Has your understanding of incident detection and response changed since taking this course? It has grown to be much more greater understanding with getting to do the hands-on challenges provided within the course to test what I have learned. It made me challenge myself and got me out of my comfort zone in a good way to show the work a cybersecurity professional does and get experience

Was there a specific tool or concept that you enjoyed the most? Why?
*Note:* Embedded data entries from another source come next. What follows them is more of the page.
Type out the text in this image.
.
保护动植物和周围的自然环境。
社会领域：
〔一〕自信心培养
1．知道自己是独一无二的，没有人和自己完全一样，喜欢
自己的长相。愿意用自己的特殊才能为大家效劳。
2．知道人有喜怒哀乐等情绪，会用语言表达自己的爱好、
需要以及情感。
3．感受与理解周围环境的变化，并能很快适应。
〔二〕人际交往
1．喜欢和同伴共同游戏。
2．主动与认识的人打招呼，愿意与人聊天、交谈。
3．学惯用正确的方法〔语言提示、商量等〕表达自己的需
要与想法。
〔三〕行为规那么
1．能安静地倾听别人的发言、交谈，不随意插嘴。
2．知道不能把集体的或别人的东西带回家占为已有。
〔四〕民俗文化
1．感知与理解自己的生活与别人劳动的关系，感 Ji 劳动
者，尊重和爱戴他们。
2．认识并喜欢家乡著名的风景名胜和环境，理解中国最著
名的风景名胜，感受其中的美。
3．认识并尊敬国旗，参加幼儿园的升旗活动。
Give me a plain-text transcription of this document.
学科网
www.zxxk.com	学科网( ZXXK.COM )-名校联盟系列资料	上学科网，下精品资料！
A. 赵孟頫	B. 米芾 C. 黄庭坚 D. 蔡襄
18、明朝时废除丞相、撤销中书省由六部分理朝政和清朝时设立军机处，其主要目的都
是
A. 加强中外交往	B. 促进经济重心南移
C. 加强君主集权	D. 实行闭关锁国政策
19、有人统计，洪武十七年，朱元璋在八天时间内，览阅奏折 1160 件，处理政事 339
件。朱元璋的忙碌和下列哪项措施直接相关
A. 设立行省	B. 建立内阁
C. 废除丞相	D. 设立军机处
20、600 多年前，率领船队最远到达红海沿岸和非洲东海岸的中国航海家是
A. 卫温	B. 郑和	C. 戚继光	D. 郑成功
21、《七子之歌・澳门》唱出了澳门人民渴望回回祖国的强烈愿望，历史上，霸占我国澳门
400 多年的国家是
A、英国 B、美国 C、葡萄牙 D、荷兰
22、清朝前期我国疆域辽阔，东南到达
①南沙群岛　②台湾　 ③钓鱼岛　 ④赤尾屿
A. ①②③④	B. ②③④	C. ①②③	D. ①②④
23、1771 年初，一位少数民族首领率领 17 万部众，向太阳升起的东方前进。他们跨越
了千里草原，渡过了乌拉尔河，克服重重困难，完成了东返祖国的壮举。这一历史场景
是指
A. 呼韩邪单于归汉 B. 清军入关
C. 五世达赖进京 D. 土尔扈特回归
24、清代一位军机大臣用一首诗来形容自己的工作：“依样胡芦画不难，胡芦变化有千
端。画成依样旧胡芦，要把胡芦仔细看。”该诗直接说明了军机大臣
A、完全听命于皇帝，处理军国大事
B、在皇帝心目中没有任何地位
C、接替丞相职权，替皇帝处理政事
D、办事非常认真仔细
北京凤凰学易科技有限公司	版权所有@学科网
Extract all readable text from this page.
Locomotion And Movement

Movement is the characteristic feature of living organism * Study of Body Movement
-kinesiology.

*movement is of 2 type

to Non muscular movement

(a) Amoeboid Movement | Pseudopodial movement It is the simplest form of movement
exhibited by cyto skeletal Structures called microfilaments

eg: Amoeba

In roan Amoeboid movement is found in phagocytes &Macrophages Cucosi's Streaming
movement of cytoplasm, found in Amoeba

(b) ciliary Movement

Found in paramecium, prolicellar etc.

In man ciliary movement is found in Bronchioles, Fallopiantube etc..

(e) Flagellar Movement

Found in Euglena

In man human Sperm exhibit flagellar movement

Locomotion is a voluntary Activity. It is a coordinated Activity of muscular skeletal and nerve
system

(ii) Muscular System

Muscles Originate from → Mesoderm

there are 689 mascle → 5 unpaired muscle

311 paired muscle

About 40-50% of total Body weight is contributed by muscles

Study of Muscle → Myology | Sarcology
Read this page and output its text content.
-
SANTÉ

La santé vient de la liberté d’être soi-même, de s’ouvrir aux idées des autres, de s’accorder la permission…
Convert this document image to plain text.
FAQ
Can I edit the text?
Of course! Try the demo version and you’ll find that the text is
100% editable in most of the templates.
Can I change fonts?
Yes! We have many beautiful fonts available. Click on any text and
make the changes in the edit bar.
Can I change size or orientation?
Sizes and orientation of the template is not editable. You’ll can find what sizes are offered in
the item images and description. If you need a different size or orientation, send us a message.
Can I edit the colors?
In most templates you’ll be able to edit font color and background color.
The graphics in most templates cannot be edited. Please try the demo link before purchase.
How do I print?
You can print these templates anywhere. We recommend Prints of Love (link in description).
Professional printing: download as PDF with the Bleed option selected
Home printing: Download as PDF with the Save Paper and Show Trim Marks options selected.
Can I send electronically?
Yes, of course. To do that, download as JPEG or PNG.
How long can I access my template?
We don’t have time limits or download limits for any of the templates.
I really loved and enjoyed using the VirusTotal and MalwareBazaar tools to investigate a suspicious email attachment to determine if it was malicious or not. It really sparked alot of interest in me as I found threat hunting to be just like being a cyber detective looking for clues within a case and to leave no stone unturned in making a final decision of if there is a possible threat.

It felt to me like a treasure hunt but with the twist of keeping organization systems as well myself safe from malicious attempts to attack or disrupt computer systems and networks. I was always fascinated with malware analysis in general and learning how malware can be used to attack and compromise systems and to find ways to stop them.